One student who would have graduated today passed away earlier this year.  His wife spoke to those in attendance after an honorary posthumous degree was granted.  There was not a dry eye in the room, including my own.
This year our amazing Dean, Dr. D. Craig Brater, is retiring after over 25 years of service to the IUSM. He will certainly be missed, and has been the face of IUSM, leading us with honesty, integrity, and humility for 13 years.
In addition, graduation today included a keynote speaker, Dr. Tom Nasca, the CEO of the Accreditation Council for Graduate Medical Education, which is responsible for graduate medical education in the United States.  It was an honor to meet him before the ceremony.  Dr. Nasca is probably one of the busiest physicians in the United States now, overseeing the accreditation of all of the training programs of residents and fellows.  He is an internationally known medical educator.  We were blessed to have him be part of the ceremony.


In his address today, he showed no slides about duty hours.  He did not mention Milestones or competencies.  Rather, he focused on the “why” of going into medicine, as a “calling”.  He told a story about a dialysis patient who had an incredible impact on him when he was in nephrology training.  He reiterated why many of us choose medicine as a profession: to care for others, and delved into the impact that a patient can have that teaches us as physicians or physicians-in-training.  This was inspiring, and helped me to reflect and understand why I do what I do: to help patients, to train the doctors of the future, and to help educate students, residents and faculty in some small way. 

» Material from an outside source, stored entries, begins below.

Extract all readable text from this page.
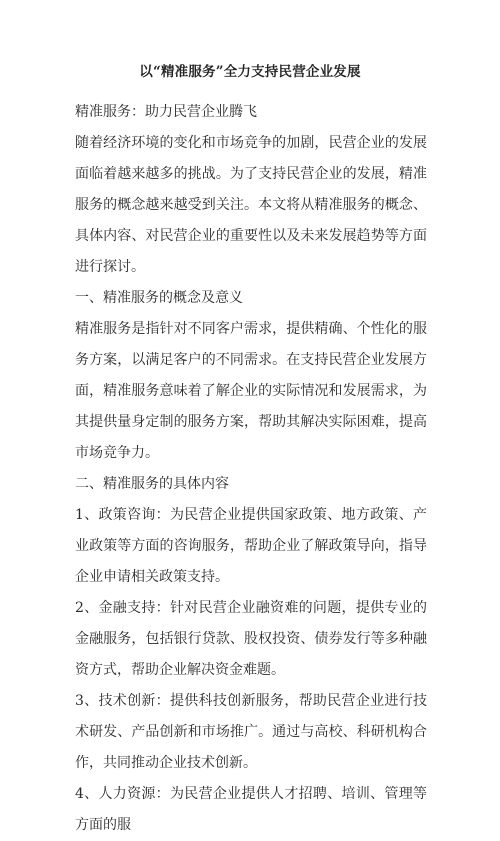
以“精准服务”全力支持民营企业发展

精准服务：助力民营企业腾飞

随着经济环境的变化和市场竞争的加剧，民营企业的发展面临着越来越多的挑战。为了支持民营企业的发展，精准服务的概念越来越受到关注。本文将从精准服务的概念、具体内容、对民营企业的重要性以及未来发展趋势等方面进行探讨。

一、精准服务的概念及意义

精准服务是指针对不同客户需求，提供精确、个性化的服务方案，以满足客户的不同需求。在支持民营企业发展方面，精准服务意味着了解企业的实际情况和发展需求，为其提供量身定制的服务方案，帮助其解决实际困难，提高市场竞争力。

二、精准服务的具体内容

1、政策咨询：为民营企业提供国家政策、地方政策、产业政策等方面的咨询服务，帮助企业了解政策导向，指导企业申请相关政策支持。

2、金融支持：针对民营企业融资难的问题，提供专业的金融服务，包括银行贷款、股权投资、债券发行等多种融资方式，帮助企业解决资金难题。

3、技术创新：提供科技创新服务，帮助民营企业进行技术研发、产品创新和市场推广。通过与高校、科研机构合作，共同推动企业技术创新。

4、人力资源：为民营企业提供人才招聘、培训、管理等方面的服
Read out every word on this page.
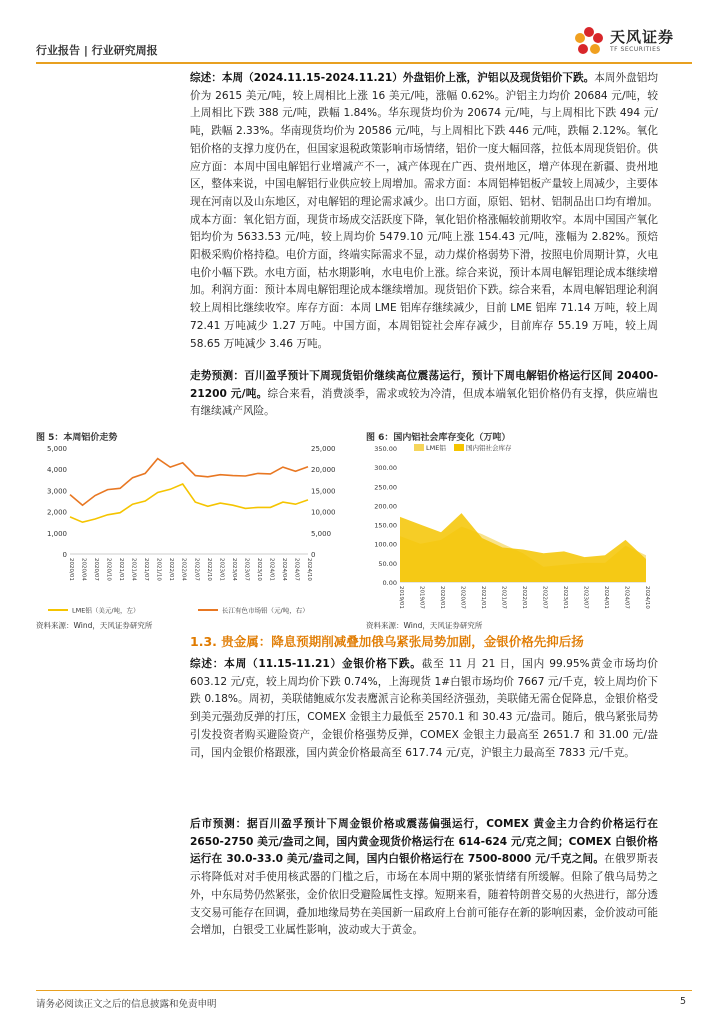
行业报告 | 行业研究周报
天风证券
TF SECURITIES
综述：本周（2024.11.15-2024.11.21）外盘铝价上涨，沪铝以及现货铝价下跌。本周外盘铝均价为 2615 美元/吨，较上周相比上涨 16 美元/吨，涨幅 0.62%。沪铝主力均价 20684 元/吨，较上周相比下跌 388 元/吨，跌幅 1.84%。华东现货均价为 20674 元/吨，与上周相比下跌 494 元/吨，跌幅 2.33%。华南现货均价为 20586 元/吨，与上周相比下跌 446 元/吨，跌幅 2.12%。氧化铝价格的支撑力度仍在，但国家退税政策影响市场情绪，铝价一度大幅回落，拉低本周现货铝价。供应方面：本周中国电解铝行业增减产不一，减产体现在广西、贵州地区，增产体现在新疆、贵州地区，整体来说，中国电解铝行业供应较上周增加。需求方面：本周铝棒铝板产量较上周减少，主要体现在河南以及山东地区，对电解铝的理论需求减少。出口方面，原铝、铝材、铝制品出口均有增加。成本方面：氧化铝方面，现货市场成交活跃度下降，氧化铝价格涨幅较前期收窄。本周中国国产氧化铝均价为 5633.53 元/吨，较上周均价 5479.10 元/吨上涨 154.43 元/吨，涨幅为 2.82%。预焙阳极采购价格持稳。电价方面，终端实际需求不显，动力煤价格弱势下滑，按照电价周期计算，火电电价小幅下跌。水电方面，枯水期影响，水电电价上涨。综合来说，预计本周电解铝理论成本继续增加。利润方面：预计本周电解铝理论成本继续增加。现货铝价下跌。综合来看，本周电解铝理论利润较上周相比继续收窄。库存方面：本周 LME 铝库存继续减少，目前 LME 铝库 71.14 万吨，较上周 72.41 万吨减少 1.27 万吨。中国方面，本周铝锭社会库存减少，目前库存 55.19 万吨，较上周 58.65 万吨减少 3.46 万吨。
走势预测：百川盈孚预计下周现货铝价继续高位震荡运行，预计下周电解铝价格运行区间 20400-21200 元/吨。综合来看，消费淡季，需求或较为冷清，但成本端氧化铝价格仍有支撑，供应端也有继续减产风险。
图 5：本周铝价走势
0
1,000
2,000
3,000
4,000
5,000
0
5,000
10,000
15,000
20,000
25,000
2020/01 2020/04 2020/07 2020/10 2021/01 2021/04 2021/07 2021/10 2022/01 2022/04 2022/07 2022/10 2023/01 2023/04 2023/07 2023/10 2024/01 2024/04 2024/07 2024/10
LME铝（美元/吨，左）	长江有色市场铝（元/吨，右）
资料来源：Wind，天风证券研究所
图 6：国内铝社会库存变化（万吨）
0.00
50.00
100.00
150.00
200.00
250.00
300.00
350.00
2019/01	2019/07	2020/01	2020/07	2021/01	2021/07	2022/01	2022/07	2023/01	2023/07	2024/01	2024/07	2024/10
LME铝	国内铝社会库存
资料来源：Wind，天风证券研究所
1.3. 贵金属：降息预期削减叠加俄乌紧张局势加剧，金银价格先抑后扬
综述：本周（11.15-11.21）金银价格下跌。截至 11 月 21 日，国内 99.95%黄金市场均价 603.12 元/克，较上周均价下跌 0.74%，上海现货 1#白银市场均价 7667 元/千克，较上周均价下跌 0.18%。周初，美联储鲍威尔发表鹰派言论称美国经济强劲，美联储无需仓促降息，金银价格受到美元强劲反弹的打压，COMEX 金银主力最低至 2570.1 和 30.43 元/盎司。随后，俄乌紧张局势引发投资者购买避险资产，金银价格强势反弹，COMEX 金银主力最高至 2651.7 和 31.00 元/盎司，国内金银价格跟涨，国内黄金价格最高至 617.74 元/克，沪银主力最高至 7833 元/千克。
后市预测：据百川盈孚预计下周金银价格或震荡偏强运行，COMEX 黄金主力合约价格运行在 2650-2750 美元/盎司之间，国内黄金现货价格运行在 614-624 元/克之间；COMEX 白银价格运行在 30.0-33.0 美元/盎司之间，国内白银价格运行在 7500-8000 元/千克之间。在俄罗斯表示将降低对对手使用核武器的门槛之后，市场在本周中期的紧张情绪有所缓解。但除了俄乌局势之外，中东局势仍然紧张，金价依旧受避险属性支撑。短期来看，随着特朗普交易的火热进行，部分透支交易可能存在回调，叠加地缘局势在美国新一届政府上台前可能存在新的影响因素，金价波动可能会增加，白银受工业属性影响，波动或大于黄金。
请务必阅读正文之后的信息披露和免责申明	5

To all the medical students graduating and becoming physicians over the next few weeks: kudos to you for all of your hard work.  The journey is not yet over, and the learning is really just beginning!  Be proud of your amazing accomplishments, but more importantly, embrace what lies ahead.  The opportunities to do good in the world, and care for others, are now coming to fruition.  Congratulations to the class of 2013!

P.S. If you were wondering, yes I did tweet parts of the graduation.  Check out the hashtag #IUSMGraduation for tweets and pics.